My activity increased but I continued to eat right around the same calories just out of habit. I didn't need to count the calories because I had been eating within that calorie range a couple of years. I was eating 3 meals a day with 3-4 snacks. Extra snacks before and after a run or swim. Sounds like enough meals and snacks, right? Wrong.

After reading the P90X nutrition book and then doing a little research online I figured out the right calorie range for my body. It is closer to 1800-1900 calories (creating a slight deficit) on an average day and on long run days more like 2300 calories!

The same week I got the book I quickly increased my calories to the 1800-1900 range. I felt 100% better within the week. My energy levels increased and I felt like a million bucks!

This is the first part of nutrition that I want to share with you. I have two more post coming on the rest of my thoughts on this topic.

I would love if you would take a moment and calculate your calorie range you should be in today. Not the range you were using last year. You can google all types of calculators for this but here is the math:
Source

RMR (resting metabolic rate): calories needed to perform vital body functions.

Weight x 10 = RMR (in calories)

Daily activity burn: calories needed for daily movement apart from exercise.

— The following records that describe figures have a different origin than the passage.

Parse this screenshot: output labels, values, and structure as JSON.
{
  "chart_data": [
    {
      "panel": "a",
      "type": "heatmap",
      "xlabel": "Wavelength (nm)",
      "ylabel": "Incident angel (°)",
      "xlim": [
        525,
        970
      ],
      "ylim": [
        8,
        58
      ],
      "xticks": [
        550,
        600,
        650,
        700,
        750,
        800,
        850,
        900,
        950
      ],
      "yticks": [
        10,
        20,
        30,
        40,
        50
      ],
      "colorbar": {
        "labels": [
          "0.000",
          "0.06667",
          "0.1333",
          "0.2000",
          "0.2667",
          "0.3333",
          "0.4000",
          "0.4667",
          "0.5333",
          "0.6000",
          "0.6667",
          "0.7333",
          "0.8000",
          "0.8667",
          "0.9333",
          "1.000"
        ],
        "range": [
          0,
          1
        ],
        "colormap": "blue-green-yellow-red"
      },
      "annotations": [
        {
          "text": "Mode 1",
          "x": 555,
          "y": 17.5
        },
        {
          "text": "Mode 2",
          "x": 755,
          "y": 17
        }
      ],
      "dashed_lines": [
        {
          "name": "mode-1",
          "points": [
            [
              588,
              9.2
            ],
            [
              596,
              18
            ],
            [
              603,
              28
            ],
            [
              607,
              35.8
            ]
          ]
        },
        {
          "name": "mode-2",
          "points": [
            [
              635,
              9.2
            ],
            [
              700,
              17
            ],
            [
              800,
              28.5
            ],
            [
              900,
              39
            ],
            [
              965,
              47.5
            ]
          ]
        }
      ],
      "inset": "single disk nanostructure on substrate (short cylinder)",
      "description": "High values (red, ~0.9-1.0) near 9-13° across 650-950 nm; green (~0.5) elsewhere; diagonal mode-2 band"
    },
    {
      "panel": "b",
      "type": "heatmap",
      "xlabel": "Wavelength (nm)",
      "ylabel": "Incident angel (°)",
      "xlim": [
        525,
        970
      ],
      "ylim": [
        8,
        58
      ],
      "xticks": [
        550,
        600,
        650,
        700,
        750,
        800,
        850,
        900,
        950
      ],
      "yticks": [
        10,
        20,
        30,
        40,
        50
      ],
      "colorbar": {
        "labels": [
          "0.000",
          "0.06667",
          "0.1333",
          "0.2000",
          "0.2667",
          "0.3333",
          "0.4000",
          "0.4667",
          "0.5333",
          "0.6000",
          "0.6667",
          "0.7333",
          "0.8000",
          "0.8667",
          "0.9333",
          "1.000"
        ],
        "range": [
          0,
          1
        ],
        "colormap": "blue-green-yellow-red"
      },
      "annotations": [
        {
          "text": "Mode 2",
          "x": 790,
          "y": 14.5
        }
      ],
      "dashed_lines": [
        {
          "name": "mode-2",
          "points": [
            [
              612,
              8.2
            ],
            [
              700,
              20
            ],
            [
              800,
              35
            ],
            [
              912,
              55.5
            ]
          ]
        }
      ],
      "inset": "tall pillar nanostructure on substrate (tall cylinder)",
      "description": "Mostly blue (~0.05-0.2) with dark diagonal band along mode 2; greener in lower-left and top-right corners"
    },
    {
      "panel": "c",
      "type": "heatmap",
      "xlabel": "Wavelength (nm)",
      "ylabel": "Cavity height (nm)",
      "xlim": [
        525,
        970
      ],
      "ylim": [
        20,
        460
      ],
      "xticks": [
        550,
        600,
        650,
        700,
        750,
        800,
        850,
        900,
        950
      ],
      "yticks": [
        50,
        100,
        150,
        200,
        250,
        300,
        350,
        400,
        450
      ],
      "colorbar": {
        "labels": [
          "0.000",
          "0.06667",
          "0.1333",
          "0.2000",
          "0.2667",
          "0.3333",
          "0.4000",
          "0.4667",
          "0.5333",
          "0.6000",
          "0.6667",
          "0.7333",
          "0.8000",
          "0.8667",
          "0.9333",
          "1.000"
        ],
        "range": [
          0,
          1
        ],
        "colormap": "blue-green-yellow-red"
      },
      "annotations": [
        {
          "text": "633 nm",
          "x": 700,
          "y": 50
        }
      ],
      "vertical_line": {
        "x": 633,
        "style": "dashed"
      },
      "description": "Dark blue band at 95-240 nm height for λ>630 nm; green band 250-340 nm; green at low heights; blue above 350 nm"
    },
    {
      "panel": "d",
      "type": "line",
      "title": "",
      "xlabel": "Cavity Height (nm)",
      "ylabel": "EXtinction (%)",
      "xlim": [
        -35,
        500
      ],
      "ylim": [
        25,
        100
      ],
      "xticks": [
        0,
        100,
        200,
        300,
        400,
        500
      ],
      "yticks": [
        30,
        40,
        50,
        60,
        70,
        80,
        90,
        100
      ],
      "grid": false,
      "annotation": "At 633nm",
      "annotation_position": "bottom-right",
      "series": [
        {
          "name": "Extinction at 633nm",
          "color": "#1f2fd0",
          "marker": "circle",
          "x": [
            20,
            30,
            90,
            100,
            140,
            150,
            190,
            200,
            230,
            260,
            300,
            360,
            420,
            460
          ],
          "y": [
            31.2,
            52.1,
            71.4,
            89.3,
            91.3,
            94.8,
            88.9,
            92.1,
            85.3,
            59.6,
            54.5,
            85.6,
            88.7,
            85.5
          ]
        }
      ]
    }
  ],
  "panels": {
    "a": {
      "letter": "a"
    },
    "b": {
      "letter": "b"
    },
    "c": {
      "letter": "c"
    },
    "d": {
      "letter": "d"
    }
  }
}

RMR x 20% = Daily activity burn

Now this the most important part. You need to calculate the calories required for your workouts. So all you runners out there wear your garmin and heart rate monitor to get an accurate calorie count on your runs. For other sports you can use estimations or use a heart rate monitor to calculate calories burned. There are a ton of calculators online that will give you an average.

RMR + Daily activity burn + Avg. Calories burned in your workouts = Calories needed for energy to perform your workouts.

Example:
150lb woman
RMR: 1,500
Daily activity burn: 300
Exercise: 400
Calories needed: 2,200 calories a day.
If you were trying to lose weight you would need to create a slight deficit so you would shoot for 1,900 to 2,000 calories a day.